Go and buy yourself one of those cheap masks that's used for painting and woodwork, from one of the hardware shops and try it for a few minutes whilst cycling. You'll quickly discover that a) it is horrible to breathe through them, b) you'll be overwhelmed by the smell your own breakfast after a few seconds of using it c) you look funny and therefore kids won't use it and of course, d), they don't work for filtering gases and super-fine particles.

Just walk/cycle and stop worrying.


----------



## classic33 (3 Dec 2018)

There are disposable masks that can filter out the particle matter, but non that will filter out the gases. Any break in the seal around the mask will render it useless.

In use, you'd be looking at around the hour mark, before what's been stopped, makes it useless. 

I've a enclosed system that relies on it's own supply, full face mask, which I've used a few times. Certainly gets me noticed.

When you say a steep hill, how steep?


----------



## Pat "5mph" (3 Dec 2018)

Depending on you finances, a cargo bike with electric assistance would be ideal.
Not cheap, but if you factor in that you can go for bulk shopping with one, plus you could resell it when the kids have graduated to ride their own bikes, you could use it instead of running a car.
A family in my area uses one, the Mum cycles the cargo bike in all weathers, a commute around 10 miles return, twice a day.
She has two boys, they both used to sit in the cargo bike, one now rides his own bike, impatiently waiting for Mum to catch up.
The hill: after a few months I'm sure your kids will get used to it, ride it no problems, they have the energy of youth on their side.


----------



## ecomama (3 Dec 2018)

Thanks for all posts. Perhaps you are right.. we will start slowly just a couple of times a week and add on gradually. Perhaps I am a bit of a worrier ;-)


----------



## tamiya (4 Dec 2018)

Do you already cycle up that hill?  

A long tail cargo bike (Yuba, Kona, Surly etc, electrified) can be fitted with rails on the rear bed, have seen kiddies on their own bikes hanging onto the cargo rails for occasional boost up the hills.


----------



## Threevok (4 Dec 2018)

You can't cycle to school here - as the school is on a steep hill.

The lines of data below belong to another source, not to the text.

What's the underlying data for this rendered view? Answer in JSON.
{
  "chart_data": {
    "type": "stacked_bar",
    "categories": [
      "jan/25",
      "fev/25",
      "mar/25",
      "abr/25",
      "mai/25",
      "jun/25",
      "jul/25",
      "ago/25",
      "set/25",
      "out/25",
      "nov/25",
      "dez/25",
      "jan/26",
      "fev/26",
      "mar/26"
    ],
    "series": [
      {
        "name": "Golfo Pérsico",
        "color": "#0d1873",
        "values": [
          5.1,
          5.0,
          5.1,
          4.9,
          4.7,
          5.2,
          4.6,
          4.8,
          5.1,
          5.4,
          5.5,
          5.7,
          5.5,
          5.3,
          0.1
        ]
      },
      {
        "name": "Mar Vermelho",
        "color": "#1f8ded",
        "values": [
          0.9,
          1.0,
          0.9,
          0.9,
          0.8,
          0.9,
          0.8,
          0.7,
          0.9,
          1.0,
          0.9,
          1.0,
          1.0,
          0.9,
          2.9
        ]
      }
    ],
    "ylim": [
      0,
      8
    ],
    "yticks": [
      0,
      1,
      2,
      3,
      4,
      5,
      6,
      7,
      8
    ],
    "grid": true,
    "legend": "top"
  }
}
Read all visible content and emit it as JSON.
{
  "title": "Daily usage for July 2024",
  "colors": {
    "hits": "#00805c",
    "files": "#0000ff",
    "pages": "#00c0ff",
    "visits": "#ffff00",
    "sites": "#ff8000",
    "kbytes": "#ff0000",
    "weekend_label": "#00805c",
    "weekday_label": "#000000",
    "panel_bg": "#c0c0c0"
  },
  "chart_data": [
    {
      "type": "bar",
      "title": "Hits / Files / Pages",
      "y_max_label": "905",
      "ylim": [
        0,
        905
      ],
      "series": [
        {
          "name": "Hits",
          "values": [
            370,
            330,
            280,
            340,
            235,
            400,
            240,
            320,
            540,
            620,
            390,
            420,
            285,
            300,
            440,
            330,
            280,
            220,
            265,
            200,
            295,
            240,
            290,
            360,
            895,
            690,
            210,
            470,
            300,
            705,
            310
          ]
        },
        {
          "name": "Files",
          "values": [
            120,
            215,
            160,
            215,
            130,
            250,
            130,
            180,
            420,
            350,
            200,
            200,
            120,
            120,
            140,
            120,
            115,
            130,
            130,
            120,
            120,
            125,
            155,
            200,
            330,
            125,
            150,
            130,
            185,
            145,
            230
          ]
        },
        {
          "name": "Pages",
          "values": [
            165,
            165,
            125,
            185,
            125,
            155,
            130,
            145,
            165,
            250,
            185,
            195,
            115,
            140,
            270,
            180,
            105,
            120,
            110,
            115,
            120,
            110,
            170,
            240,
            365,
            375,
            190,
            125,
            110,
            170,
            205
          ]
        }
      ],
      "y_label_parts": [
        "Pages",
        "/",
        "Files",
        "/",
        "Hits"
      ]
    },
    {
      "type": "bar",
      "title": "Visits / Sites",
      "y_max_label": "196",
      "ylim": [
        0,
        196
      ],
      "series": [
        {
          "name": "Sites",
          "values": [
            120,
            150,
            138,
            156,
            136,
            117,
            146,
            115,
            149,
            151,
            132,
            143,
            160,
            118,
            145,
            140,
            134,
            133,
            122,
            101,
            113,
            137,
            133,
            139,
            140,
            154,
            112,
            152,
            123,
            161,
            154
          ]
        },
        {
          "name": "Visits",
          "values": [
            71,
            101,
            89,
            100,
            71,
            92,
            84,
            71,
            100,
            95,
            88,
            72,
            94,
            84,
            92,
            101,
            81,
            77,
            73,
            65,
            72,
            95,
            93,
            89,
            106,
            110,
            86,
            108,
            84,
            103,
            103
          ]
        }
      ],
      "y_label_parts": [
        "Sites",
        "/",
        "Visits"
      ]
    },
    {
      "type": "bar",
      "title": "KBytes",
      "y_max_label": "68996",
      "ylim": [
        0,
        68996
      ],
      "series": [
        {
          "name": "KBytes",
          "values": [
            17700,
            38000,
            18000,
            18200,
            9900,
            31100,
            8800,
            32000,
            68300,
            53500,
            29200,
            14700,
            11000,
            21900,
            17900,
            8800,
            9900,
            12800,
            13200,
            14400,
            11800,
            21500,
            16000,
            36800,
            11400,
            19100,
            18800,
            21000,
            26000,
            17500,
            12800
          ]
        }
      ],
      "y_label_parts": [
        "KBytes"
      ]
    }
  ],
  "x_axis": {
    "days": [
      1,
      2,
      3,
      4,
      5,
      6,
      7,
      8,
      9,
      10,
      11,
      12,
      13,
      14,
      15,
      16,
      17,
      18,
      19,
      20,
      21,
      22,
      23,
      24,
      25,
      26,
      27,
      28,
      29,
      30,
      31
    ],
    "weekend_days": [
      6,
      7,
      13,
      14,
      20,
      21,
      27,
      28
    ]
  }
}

It's that steep, that not even I would attempt it - and I like hills


----------



## glasgowcyclist (4 Dec 2018)

Pat "5mph" said:


> Depending on you finances, a cargo bike with electric assistance would be ideal.
> Not cheap, but if you factor in that you can go for bulk shopping with one, plus you could resell it when the kids have graduated to ride their own bikes, you could use it instead of running a car.
> A family in my area uses one, the Mum cycles the cargo bike in all weathers, a commute around 10 miles return, twice a day.
> She has two boys, they both used to sit in the cargo bike, one now rides his own bike, impatiently waiting for Mum to catch up.
> The hill: after a few months I'm sure your kids will get used to it, ride it no problems, they have the energy of youth on their side.




Is this the Mum?







She's usually accompanied by another child on a bike, plus Dad (I assume) on his.
The Urban Arrow isn't cheap but is very useful.


----------



## Heltor Chasca (4 Dec 2018)

We use a Surly Big Dummy for the 4.25km (one way) school run on a daily basis. The return leg (which I have to do twice) is on an average 9% hill with two 13% lumps within that. But the climb is only just over half a kilometre so it’s over with in about 3 minutes.

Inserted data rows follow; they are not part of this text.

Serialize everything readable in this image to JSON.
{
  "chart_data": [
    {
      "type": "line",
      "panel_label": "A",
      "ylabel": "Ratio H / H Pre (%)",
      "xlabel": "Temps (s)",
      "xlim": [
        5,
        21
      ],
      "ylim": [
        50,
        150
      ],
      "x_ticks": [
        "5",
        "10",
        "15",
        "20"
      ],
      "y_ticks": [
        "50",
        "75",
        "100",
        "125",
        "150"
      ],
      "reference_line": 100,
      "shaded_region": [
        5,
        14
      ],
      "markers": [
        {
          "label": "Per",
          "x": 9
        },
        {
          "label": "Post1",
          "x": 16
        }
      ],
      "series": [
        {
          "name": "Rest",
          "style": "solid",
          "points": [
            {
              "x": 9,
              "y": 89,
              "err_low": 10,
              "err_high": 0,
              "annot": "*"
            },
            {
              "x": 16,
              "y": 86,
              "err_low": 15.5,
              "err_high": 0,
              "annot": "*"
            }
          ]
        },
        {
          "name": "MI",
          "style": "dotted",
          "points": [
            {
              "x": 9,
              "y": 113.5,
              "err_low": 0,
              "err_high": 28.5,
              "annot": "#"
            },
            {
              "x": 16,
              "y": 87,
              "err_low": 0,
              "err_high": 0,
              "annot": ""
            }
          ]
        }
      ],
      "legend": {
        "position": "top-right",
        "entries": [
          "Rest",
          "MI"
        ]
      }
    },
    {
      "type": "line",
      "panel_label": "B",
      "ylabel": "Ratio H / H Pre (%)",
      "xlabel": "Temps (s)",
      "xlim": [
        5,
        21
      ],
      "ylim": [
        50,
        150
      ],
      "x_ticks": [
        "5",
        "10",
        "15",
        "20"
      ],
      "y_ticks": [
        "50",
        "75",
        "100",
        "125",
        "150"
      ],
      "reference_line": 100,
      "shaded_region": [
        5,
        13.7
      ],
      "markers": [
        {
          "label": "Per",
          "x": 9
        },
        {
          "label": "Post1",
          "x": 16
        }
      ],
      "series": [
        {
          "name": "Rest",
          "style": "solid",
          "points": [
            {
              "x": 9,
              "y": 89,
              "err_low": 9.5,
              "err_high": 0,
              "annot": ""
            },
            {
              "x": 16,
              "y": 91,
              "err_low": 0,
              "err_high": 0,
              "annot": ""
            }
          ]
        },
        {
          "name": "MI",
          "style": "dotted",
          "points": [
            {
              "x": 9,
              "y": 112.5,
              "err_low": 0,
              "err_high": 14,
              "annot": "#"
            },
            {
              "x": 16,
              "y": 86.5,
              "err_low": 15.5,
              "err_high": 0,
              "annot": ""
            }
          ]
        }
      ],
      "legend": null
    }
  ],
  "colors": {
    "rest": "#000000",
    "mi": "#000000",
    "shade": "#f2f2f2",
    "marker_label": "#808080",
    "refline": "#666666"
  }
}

It’s great. For once the motons are shouting ‘Pedal!’ at my daughter to help me up the hill rather than shouting at me for riding a bike. It’s all good.

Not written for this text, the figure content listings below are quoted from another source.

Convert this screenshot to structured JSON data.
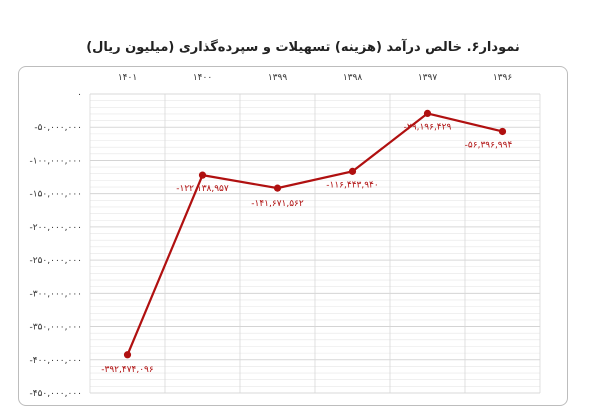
{
  "title": "نمودار۶. خالص درآمد (هزینه) تسهیلات و سپرده‌گذاری (میلیون ریال)",
  "chart_data": {
    "type": "line",
    "title": "نمودار۶. خالص درآمد (هزینه) تسهیلات و سپرده‌گذاری (میلیون ریال)",
    "categories": [
      "۱۳۹۶",
      "۱۳۹۷",
      "۱۳۹۸",
      "۱۳۹۹",
      "۱۴۰۰",
      "۱۴۰۱"
    ],
    "series": [
      {
        "values": [
          -56396994,
          -29196429,
          -116443940,
          -141671562,
          -122138957,
          -392474096
        ],
        "labels": [
          "-۵۶,۳۹۶,۹۹۴",
          "-۲۹,۱۹۶,۴۲۹",
          "-۱۱۶,۴۴۳,۹۴۰",
          "-۱۴۱,۶۷۱,۵۶۲",
          "-۱۲۲,۱۳۸,۹۵۷",
          "-۳۹۲,۴۷۴,۰۹۶"
        ]
      }
    ],
    "ylim": [
      -450000000,
      0
    ],
    "yticks": [
      0,
      -50000000,
      -100000000,
      -150000000,
      -200000000,
      -250000000,
      -300000000,
      -350000000,
      -400000000,
      -450000000
    ],
    "ytick_labels": [
      "۰",
      "-۵۰,۰۰۰,۰۰۰",
      "-۱۰۰,۰۰۰,۰۰۰",
      "-۱۵۰,۰۰۰,۰۰۰",
      "-۲۰۰,۰۰۰,۰۰۰",
      "-۲۵۰,۰۰۰,۰۰۰",
      "-۳۰۰,۰۰۰,۰۰۰",
      "-۳۵۰,۰۰۰,۰۰۰",
      "-۴۰۰,۰۰۰,۰۰۰",
      "-۴۵۰,۰۰۰,۰۰۰"
    ],
    "x_axis_position": "top",
    "grid": true,
    "line_color": "#b01010"
  }
}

When she grows into her 24” Isla Bike, I will tow that through the dodgy section of the town we pass through. Then when we are on the Greenway, she will commandeer herself the rest of the way.


----------



## Heltor Chasca (4 Dec 2018)

We have done a couple of tours in the NL too. Great bike.


----------



## Pat "5mph" (4 Dec 2018)

@ecomama the picture that @glasgowcyclist is the picture of that family I was mentioning.
One of the boys is now older, he rides his own bike along to the cargo.
And yes, the Dad rides too, I've met him a couple of times.
That cargo bike must have been expensive, but they have been using it for at least 5 years.


----------



## Heltor Chasca (4 Dec 2018)

A guy who comes to our swimming club welded and fabricated his own bakfiet. It’s rather good. Some handling issues, but good all the same.


----------



## mustang1 (4 Dec 2018)

ecomama said:


> Hello there,
> 
> 
> New here… so far my family has been cy
> ...


How long does it take to drive each way versus cycling?


----------